2012 cookbook by Ricky Lauren

The Hamptons: Food, Family, and History is a cookbook written by Ricky Lauren in 2012. It also shares the life of the Lauren family in photographs and stories.

==Background==
Ricky Lauren and Ralph Lauren were married in 1964 and lived in Southampton, New York in a converted barn. They spent the summers on Long Island. The Laurens had two homes in Amagansett, from which Ralph commuted into New York City and a home in East Hampton. While in East Hampton, the family lived alongside a farmer's field, and picked vegetables and fruit for their dinner. In each place that they lived, Lauren was inspired by the locale, which resulted in different recipes and ways of entertaining.

They now have a house in Montauk, on a cliff that overlooks a bird sanctuary.

==The book==

We would stroll to the field in the late afternoons after the heat of the day had passed. The children brought little brown bags with them, and we would collect our bounty. For the children, it was like a treasure hunt.
— Ricky Lauren

The cookbook contains recipes that Lauren has been collecting since she was married. Many of the recipes are based on local seasonal foods. The book shares stories of her life with her husband and their children—Andrew, David, and Dylan—through anecdotes, photographs, and favorite recipes.

The book contains 130 recipes which are divided into four sections based upon the places that they have lived on Long Island. For instance, in the East Hampton section, there are recipes for country chicken chili, cold poached salmon, and mixed berry apple and oat muffins.

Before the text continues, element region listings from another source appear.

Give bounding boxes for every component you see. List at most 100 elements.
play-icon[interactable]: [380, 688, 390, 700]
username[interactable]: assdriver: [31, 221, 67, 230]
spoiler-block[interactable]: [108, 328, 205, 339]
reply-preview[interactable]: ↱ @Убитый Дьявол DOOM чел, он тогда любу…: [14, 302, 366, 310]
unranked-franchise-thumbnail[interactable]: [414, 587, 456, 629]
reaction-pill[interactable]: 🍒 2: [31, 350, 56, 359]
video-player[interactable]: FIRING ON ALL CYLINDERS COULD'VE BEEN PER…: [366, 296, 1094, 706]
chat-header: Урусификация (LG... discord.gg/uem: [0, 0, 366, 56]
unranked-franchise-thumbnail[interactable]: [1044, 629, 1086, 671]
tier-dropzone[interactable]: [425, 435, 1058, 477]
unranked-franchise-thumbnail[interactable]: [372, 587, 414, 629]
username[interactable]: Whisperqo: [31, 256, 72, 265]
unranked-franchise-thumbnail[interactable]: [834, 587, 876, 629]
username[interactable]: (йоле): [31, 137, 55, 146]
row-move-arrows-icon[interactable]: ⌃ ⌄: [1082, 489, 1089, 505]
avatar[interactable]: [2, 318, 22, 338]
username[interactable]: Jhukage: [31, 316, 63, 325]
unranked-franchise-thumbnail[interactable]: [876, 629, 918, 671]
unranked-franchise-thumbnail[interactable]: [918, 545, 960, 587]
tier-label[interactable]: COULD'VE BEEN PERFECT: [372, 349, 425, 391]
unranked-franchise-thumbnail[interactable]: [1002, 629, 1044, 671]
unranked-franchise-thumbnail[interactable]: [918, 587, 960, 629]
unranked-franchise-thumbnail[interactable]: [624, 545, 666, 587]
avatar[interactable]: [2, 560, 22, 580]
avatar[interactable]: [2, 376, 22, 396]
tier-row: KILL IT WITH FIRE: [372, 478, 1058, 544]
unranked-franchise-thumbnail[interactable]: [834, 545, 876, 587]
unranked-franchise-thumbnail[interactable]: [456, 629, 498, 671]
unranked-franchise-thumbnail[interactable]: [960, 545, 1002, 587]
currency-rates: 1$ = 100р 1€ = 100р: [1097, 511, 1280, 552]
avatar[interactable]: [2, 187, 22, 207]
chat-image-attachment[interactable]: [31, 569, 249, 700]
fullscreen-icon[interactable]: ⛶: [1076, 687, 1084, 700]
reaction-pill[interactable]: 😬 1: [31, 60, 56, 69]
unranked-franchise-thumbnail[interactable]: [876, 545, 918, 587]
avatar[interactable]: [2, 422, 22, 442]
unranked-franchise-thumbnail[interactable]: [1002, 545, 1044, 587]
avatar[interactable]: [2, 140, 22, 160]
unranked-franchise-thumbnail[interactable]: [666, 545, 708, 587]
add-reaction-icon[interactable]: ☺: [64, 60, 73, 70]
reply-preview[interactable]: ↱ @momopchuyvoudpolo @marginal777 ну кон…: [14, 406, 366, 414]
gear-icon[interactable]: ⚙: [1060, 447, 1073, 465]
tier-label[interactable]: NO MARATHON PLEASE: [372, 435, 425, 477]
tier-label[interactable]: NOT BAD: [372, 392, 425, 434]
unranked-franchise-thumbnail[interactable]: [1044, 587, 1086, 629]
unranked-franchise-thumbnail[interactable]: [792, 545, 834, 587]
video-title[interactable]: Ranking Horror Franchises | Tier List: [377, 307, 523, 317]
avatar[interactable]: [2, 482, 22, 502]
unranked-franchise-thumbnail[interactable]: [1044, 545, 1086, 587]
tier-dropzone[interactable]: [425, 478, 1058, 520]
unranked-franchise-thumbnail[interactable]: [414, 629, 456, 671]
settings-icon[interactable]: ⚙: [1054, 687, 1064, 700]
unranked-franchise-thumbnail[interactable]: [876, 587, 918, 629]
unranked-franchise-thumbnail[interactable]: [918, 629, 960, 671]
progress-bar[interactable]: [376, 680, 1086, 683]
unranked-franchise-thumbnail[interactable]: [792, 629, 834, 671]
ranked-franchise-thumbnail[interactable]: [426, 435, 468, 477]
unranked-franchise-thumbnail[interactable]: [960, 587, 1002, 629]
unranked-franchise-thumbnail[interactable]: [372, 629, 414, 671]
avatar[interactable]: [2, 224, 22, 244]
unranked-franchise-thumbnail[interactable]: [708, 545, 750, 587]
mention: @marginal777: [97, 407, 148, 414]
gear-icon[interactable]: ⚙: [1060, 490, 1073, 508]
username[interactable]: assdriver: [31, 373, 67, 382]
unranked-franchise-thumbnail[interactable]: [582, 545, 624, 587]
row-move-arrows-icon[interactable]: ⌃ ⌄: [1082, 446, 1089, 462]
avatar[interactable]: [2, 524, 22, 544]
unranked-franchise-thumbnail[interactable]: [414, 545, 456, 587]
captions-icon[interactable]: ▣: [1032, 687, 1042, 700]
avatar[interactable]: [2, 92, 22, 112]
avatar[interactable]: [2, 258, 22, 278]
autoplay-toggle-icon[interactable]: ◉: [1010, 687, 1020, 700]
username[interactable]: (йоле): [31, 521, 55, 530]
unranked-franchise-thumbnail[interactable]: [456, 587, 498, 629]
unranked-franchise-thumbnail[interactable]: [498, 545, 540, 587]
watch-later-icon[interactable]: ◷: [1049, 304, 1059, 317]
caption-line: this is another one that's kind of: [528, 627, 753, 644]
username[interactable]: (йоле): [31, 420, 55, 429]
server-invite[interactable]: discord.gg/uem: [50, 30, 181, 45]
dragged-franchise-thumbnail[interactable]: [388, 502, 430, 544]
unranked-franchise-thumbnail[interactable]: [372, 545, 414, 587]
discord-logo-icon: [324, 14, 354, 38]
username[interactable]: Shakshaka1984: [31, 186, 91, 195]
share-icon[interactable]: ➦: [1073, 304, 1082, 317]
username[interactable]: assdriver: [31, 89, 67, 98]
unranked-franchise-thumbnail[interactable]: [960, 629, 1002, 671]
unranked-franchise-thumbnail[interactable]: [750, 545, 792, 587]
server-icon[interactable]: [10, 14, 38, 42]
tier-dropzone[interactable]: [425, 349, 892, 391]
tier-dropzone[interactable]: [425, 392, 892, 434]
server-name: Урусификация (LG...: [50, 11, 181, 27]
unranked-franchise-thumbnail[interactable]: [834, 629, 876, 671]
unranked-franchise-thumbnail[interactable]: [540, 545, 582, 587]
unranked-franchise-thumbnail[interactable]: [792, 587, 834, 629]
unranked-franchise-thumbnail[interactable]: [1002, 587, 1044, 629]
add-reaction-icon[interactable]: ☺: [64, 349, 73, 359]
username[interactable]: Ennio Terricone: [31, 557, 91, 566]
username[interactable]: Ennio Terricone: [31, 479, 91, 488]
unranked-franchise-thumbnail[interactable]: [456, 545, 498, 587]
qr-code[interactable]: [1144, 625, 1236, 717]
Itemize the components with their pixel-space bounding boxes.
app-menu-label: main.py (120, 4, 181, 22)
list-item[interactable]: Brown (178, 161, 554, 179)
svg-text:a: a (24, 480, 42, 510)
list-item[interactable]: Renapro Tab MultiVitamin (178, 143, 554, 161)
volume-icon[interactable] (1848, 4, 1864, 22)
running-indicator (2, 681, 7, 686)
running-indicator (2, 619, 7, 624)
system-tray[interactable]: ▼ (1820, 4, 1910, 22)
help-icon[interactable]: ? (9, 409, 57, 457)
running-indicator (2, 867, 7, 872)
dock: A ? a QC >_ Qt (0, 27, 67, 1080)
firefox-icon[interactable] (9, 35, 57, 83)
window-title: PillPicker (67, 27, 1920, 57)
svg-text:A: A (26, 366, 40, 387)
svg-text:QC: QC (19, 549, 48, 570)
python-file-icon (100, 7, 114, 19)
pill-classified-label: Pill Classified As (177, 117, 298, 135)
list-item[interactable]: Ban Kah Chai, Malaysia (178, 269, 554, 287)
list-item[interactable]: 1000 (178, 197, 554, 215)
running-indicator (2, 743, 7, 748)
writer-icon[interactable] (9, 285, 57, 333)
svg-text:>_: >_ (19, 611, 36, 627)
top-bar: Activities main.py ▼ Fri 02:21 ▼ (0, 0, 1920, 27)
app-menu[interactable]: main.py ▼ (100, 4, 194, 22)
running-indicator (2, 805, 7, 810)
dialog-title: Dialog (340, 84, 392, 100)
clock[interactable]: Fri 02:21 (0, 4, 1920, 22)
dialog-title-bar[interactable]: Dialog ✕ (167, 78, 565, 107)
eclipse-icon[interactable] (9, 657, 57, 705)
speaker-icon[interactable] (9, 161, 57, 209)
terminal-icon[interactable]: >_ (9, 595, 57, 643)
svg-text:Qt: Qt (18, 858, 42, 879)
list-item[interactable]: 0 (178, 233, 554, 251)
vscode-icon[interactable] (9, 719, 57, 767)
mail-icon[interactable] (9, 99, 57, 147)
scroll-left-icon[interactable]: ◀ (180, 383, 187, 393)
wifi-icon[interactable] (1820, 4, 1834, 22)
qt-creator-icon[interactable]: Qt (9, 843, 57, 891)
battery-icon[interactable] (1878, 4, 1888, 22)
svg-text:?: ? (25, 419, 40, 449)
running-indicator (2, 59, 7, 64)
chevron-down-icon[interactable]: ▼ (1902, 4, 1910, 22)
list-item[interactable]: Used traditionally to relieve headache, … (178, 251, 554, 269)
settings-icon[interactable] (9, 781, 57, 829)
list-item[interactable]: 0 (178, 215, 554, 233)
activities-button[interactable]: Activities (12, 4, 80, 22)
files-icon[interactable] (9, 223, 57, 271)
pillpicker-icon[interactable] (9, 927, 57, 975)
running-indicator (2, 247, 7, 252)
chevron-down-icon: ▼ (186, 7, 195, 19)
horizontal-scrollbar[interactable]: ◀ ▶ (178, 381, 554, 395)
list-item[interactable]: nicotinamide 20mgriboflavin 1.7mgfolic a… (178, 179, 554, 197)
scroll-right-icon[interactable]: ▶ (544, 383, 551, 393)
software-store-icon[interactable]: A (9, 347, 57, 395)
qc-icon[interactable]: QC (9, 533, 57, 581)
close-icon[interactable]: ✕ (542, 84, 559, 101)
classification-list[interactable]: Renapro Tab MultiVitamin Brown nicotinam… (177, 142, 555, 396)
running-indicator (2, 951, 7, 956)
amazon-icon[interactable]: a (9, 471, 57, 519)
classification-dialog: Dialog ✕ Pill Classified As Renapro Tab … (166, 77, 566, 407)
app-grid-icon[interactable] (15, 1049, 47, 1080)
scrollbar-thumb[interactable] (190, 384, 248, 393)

In addition to recipes, the book provides ideas about entertainment, like creating a "perfect atmosphere for a barbecue". However, Lauren says, "The Hamptons is about taking advantage of the natural setting. Keep things simple, entertain outdoors, seek out fresh produce in farm markets if you can. Enjoy the unique natural beauty and bounty with friends and family wherever you live.".

The book also contains stories about the culture and history of the Hamptons, like its artists, authors, and architects.

Publishers Weekly says of the book, "Equally enticing [as the recipes in the book] are the snippets into the surprisingly unaffected everyday life of this famous family—e.g., a favorite meal of humble London broil, rationing out Nana’s rum-laced brownies, and the many family photos in the book. Intimate, fun, and full of tasty offerings, readers will adopt many of these recipes and make their own family memories."

It also says that while the sections about where the family has lived on Long Island is meaningful to Lauren, it may be difficult for some to find recipes without reliance on the index.